Several citizens are also in favor. Linda W. of Highland says, “I’m all for legalization. Why hide in the alleys? Just do your research.” Tamar R. of Dover Plains concurs, adding that “the state should compensate people who have suffered from incarceration. The war on drugs has been a complete failure and has done more harm than the drugs have.”
But, to no surprise, plenty of people have concerns. Senator Mike Martucci (who represents parts of Ulster, Orange, Sullivan, and Delaware counties) didn’t support MRTA because of a lack of stipulations to measure the intoxication level of drivers. Despite this, he still sees some positive impact. Per his office: “Senator Martucci is in favor of the economic development that will come from responsible companies investing in our region.”
A number of Valley residents we heard from reflect similar concerns. They are looking for clarification on “how much is too much?” and how that will be measured in drivers. Ruth C. of Eldred is primarily concerned with traffic safety. “How many people will get behind the wheel thinking it’s OK to be high and drive? How will DUIs be tested?” Carol F. of Swan Lake is more forthright in her thoughts: “We don’t need high people driving around.”
According to Metzger, there’s no breathalyzer test for cannabis consumption because there isn’t a consistent relationship between a person’s level of impairment and their THC concentration in biological samples. On the flipside, MRTA will be directing revenue funds to support an expansion of the Drug Recognition Experts (DRE) program, where police officers complete rigorous training on enhanced field techniques to determine if a driver is high.

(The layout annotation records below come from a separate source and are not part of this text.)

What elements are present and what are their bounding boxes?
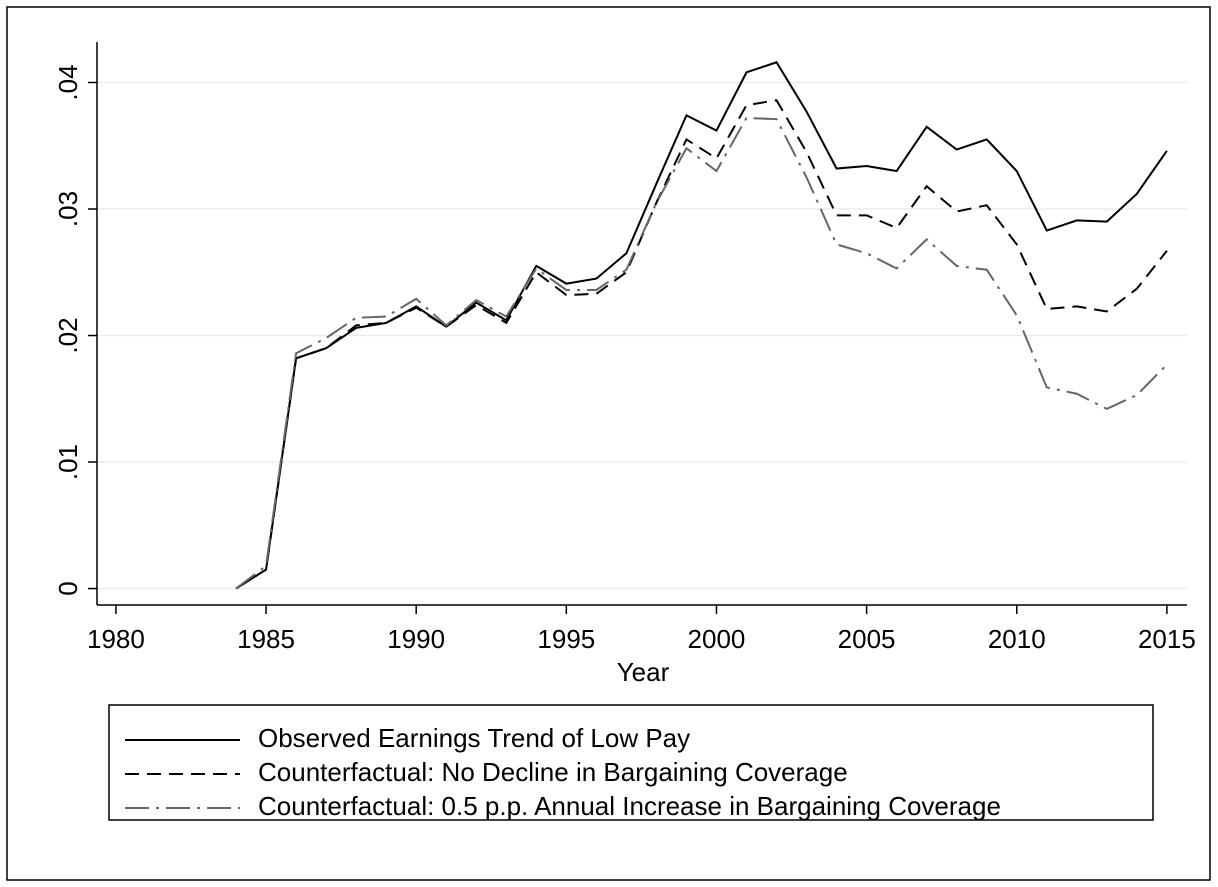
legend-box	[108, 704, 1154, 821]
legend-label: Counterfactual: No Decline in Bargaining…	[258, 757, 848, 787]
legend-label: Observed Earnings Trend of Low Pay	[258, 723, 690, 753]
legend-label: Counterfactual: 0.5 p.p. Annual Increase…	[258, 791, 1001, 821]
x-tick-label: 1990	[387, 624, 445, 654]
x-tick-label: 2010	[988, 624, 1046, 654]
x-tick-label: 1980	[87, 624, 145, 654]
line-series	[235, 116, 1168, 590]
y-tick-label: .04	[53, 64, 83, 100]
x-tick-label: 2000	[688, 624, 746, 654]
x-tick-label: 1995	[537, 624, 595, 654]
y-tick-label: .01	[53, 444, 83, 480]
y-tick-label: 0	[53, 581, 83, 595]
x-axis-label: Year	[617, 657, 670, 687]
x-tick-label: 2005	[838, 624, 896, 654]
y-tick-label: .02	[53, 317, 83, 353]
line-series	[235, 99, 1168, 590]
x-tick-label: 2015	[1138, 624, 1196, 654]
x-tick-label: 1985	[237, 624, 295, 654]
y-tick-label: .03	[53, 191, 83, 227]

So, long story short: If you’ve been waiting for legal-sale and cultivation for what seems like ages, sit tight. As long as there are no more administrative delays, it’ll be here before you know it, bringing advancement to our region’s farm and tourism industries with it. In the meantime, feel free to light up as much or as little as you’d like, because adult consumption is and has been legal for about a year.